This makes uNDF240om highly useful for forage quality assessment and benchmarking. To-date, feedback from the field on the utility of uNDF240om as an accurate and sensitive indicator of expected dry matter intake has been positive. Feed companies have begun to report the forage uNDFom at 30, 120, and 240 h along with the mean and range so that a farmer or nutritionist may easily benchmark their forage against a larger population and anticipate whether dry matter intake will move up or down as cows are fed various inventories of forage.

Measured ranges in uNDF240om content for the major forage categories are continuously summarized and reported by forage testing laboratories.

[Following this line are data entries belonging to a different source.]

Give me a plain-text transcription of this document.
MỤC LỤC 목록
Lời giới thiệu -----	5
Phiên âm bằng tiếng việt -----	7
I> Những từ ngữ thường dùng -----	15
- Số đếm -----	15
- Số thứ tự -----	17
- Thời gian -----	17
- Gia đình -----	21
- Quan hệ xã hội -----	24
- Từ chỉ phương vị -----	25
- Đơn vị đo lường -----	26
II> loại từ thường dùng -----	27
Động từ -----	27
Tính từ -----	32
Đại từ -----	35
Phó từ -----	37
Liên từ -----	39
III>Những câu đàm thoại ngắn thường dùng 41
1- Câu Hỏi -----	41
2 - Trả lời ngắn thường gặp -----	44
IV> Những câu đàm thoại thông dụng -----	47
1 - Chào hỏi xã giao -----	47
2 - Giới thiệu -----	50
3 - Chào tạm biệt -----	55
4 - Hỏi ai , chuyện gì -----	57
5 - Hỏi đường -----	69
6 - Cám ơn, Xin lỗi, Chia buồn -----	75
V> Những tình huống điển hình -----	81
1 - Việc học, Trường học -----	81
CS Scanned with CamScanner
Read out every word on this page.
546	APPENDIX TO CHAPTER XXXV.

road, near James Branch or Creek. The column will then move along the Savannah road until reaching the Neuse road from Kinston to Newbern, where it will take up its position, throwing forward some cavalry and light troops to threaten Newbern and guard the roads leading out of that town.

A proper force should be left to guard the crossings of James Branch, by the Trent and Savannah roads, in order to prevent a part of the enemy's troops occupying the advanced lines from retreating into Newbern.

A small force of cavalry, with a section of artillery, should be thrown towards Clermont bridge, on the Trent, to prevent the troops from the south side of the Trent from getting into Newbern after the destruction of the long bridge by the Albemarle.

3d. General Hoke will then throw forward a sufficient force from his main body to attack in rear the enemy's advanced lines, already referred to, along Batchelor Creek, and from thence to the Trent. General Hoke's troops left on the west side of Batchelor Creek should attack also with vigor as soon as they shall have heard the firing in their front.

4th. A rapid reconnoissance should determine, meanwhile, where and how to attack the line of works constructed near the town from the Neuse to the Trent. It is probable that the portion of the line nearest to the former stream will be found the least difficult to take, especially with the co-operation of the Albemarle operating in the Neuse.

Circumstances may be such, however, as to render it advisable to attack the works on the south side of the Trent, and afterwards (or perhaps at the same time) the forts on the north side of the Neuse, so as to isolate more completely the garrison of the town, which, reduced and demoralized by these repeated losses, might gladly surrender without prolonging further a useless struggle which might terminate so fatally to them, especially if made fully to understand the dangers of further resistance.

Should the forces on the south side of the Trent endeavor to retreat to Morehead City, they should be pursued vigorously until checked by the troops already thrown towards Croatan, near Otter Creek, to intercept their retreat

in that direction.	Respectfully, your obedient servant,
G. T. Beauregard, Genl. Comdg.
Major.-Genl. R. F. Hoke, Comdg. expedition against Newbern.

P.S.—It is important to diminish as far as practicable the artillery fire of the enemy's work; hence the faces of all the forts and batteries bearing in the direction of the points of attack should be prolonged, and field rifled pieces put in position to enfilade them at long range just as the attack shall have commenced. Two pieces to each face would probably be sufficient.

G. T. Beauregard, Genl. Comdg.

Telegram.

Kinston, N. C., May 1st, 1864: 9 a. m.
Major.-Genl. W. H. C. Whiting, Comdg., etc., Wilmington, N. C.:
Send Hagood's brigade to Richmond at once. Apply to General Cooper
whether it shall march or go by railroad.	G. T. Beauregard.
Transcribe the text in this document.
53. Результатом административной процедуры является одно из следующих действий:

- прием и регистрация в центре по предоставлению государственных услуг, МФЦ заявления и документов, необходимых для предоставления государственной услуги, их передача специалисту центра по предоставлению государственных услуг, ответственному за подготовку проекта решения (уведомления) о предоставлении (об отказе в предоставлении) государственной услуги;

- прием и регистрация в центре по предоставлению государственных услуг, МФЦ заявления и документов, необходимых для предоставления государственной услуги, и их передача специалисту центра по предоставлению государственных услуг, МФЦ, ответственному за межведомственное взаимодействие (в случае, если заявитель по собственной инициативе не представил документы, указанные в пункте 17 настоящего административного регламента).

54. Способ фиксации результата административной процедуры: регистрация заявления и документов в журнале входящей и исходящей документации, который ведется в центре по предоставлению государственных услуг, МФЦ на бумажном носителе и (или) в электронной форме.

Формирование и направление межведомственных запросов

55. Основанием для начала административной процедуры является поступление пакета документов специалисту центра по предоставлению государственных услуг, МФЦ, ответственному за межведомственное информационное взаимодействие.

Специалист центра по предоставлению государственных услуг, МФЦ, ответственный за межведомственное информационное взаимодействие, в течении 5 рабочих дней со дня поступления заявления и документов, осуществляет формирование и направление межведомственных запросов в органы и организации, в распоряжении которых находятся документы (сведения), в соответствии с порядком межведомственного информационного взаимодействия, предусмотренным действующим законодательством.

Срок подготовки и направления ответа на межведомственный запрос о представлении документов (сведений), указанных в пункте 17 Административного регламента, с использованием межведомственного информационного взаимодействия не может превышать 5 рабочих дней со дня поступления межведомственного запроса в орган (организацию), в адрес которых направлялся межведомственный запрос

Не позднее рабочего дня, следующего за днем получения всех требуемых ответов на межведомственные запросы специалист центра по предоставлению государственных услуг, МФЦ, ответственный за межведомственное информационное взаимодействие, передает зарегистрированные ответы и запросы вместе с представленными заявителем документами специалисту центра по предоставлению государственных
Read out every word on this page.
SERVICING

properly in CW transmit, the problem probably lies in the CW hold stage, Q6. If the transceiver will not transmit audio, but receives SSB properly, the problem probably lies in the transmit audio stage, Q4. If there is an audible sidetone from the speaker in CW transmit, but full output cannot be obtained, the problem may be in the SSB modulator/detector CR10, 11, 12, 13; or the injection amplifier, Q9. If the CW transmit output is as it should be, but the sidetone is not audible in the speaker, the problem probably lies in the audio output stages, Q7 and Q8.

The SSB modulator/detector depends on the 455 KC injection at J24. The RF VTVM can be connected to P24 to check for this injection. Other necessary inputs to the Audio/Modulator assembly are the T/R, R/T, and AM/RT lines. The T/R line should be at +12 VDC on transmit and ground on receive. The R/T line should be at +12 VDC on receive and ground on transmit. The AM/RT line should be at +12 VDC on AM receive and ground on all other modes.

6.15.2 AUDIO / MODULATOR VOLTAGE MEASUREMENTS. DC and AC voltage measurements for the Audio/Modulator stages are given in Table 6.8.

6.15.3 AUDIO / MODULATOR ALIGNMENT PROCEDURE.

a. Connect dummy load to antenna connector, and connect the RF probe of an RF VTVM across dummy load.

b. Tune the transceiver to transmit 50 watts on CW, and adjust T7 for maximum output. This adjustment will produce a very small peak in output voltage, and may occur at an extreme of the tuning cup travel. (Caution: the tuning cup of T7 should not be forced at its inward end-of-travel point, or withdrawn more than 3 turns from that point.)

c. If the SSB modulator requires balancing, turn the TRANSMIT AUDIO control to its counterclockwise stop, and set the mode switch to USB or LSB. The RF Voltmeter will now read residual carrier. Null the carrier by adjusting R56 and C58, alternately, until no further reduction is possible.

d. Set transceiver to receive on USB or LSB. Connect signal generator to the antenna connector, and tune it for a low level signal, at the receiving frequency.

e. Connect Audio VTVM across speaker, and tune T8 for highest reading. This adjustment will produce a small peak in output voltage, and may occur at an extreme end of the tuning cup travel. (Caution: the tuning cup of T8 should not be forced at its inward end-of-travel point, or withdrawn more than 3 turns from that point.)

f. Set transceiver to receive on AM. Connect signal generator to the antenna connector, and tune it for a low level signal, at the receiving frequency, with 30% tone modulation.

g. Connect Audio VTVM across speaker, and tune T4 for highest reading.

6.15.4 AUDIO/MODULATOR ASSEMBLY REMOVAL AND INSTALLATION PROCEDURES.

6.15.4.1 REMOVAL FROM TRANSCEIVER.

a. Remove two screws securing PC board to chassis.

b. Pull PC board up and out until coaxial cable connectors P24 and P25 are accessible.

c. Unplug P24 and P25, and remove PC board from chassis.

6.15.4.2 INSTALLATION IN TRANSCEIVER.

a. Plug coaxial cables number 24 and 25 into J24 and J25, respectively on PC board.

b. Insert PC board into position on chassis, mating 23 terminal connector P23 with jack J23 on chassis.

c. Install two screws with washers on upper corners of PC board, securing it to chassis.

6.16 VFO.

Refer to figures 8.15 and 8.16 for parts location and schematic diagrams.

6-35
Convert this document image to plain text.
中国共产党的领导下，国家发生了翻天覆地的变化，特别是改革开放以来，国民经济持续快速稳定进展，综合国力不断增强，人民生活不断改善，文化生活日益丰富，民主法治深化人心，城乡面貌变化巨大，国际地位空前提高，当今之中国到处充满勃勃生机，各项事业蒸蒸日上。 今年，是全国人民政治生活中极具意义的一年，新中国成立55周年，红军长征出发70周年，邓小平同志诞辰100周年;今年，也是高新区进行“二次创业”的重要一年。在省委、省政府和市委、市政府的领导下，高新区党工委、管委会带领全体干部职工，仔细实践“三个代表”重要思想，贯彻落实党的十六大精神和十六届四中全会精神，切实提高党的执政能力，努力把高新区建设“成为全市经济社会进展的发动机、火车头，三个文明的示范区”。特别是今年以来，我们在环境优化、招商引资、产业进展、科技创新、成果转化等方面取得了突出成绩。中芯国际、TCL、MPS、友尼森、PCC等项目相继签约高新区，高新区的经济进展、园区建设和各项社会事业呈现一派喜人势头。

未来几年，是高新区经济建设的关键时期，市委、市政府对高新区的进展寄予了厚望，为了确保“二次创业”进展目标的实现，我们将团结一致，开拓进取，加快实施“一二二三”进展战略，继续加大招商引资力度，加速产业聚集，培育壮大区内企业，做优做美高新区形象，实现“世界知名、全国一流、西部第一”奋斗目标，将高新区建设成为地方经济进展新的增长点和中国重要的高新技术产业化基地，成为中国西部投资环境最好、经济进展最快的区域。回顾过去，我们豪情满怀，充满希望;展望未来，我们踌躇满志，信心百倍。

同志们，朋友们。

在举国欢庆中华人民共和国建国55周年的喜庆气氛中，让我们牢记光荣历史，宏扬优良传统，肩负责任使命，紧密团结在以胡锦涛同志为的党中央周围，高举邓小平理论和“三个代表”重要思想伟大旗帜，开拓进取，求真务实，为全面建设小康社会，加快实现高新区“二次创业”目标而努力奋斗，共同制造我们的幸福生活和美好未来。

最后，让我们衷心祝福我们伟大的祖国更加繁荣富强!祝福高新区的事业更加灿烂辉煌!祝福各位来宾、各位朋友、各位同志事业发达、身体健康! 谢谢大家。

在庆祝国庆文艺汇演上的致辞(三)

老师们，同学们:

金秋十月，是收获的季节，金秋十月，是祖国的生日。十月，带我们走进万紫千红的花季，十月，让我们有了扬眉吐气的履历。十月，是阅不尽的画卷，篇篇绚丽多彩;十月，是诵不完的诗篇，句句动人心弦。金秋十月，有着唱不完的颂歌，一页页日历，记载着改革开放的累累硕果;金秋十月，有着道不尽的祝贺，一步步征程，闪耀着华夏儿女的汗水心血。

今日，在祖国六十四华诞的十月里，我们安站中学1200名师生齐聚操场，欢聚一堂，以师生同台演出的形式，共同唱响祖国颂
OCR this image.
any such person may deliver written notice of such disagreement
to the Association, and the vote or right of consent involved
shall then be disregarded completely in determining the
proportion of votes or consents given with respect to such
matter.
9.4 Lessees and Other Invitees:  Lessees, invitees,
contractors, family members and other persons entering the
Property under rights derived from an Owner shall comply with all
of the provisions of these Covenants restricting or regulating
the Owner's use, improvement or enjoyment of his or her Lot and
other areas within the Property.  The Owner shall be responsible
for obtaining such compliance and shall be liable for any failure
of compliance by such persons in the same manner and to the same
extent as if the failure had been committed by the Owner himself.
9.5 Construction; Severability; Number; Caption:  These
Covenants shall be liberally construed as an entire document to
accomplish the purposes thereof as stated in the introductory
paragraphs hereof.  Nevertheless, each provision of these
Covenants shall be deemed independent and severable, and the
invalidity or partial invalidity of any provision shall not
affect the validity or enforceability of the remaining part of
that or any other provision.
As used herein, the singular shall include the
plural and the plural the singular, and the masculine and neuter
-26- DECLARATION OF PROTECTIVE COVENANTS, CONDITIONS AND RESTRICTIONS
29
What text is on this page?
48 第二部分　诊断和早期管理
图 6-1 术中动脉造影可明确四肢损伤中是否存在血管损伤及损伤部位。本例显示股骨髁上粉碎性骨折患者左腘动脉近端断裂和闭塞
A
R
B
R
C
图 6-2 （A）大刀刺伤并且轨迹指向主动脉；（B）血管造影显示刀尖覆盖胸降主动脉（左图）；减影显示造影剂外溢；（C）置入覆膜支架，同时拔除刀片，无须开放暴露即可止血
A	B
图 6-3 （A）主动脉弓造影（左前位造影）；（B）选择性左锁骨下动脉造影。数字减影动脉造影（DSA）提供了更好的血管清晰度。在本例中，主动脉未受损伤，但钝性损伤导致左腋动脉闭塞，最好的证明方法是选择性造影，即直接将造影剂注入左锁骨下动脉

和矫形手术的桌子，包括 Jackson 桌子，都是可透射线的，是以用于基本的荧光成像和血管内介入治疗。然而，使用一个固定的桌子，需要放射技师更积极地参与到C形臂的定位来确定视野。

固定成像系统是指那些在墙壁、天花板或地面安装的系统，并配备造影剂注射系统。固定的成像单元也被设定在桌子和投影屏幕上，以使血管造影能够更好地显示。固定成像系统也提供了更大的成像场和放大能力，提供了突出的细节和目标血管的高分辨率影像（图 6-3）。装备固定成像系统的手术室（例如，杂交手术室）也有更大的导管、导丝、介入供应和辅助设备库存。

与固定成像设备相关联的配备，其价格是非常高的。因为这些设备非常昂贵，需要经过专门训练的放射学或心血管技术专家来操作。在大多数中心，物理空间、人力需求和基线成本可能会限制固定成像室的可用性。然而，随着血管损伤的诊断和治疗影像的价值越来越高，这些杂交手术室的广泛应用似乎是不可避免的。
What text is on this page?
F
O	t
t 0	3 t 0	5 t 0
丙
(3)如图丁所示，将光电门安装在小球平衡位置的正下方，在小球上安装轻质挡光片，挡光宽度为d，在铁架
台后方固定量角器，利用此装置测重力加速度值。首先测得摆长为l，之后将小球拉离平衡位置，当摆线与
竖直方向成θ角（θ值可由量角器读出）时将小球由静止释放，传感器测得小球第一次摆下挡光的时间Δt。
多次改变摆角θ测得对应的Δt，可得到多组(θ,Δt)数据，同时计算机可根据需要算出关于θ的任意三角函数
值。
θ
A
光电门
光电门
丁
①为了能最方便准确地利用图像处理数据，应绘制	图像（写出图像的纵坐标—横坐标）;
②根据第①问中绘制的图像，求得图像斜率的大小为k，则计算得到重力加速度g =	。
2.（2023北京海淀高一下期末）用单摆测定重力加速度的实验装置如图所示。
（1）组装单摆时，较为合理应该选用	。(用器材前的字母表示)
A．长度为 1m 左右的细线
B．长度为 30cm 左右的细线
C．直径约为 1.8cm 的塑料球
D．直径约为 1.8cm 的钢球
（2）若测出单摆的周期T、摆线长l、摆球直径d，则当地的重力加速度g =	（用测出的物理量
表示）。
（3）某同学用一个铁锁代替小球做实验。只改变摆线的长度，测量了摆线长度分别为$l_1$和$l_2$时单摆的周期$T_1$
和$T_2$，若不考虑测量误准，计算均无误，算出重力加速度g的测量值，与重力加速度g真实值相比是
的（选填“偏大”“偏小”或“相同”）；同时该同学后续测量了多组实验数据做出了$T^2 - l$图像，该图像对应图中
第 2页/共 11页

Here are the ranges that were reported by Dairy One Lab in their May 2015 newsletter:

  • Corn silage uNDF240om:

8.7% of DM; Range: 2.0 to 25.5% of DM

  • Legume silage uNDF240om:

17.6% of DM; Range: 5.5 to 31.7% of DM

  • Grass silage uNDF240om:

15.5% of DM; Range: 2.3 to 44.8% of DM

There is tremendous variation in uNDF240om that we need to capture when formulating diets and predicting cow response. Clearly, the static relationship of ADL x 2.4 is not accurate given the range in that relationship observed in forage testing lab data. For example, even though the mean relationship between iNDF and NDF is 2.45 for legumes, the observed range is 1.3 to 4.5. For grasses it is 1 to 7.2% - using a standard relationship would lead to erroneous estimates of forage energy value and potential dry matter intake. Clearly, assuming that a constant fraction of NDF (i.e, 2.4 x lignin) is protected by lignification is untrue for legumes, grasses, and corn silages based on accumulated laboratory data.

Understanding and using these basic relationships will be especially important this year, given the terrible cropping weather we’ve experienced so far in 2017.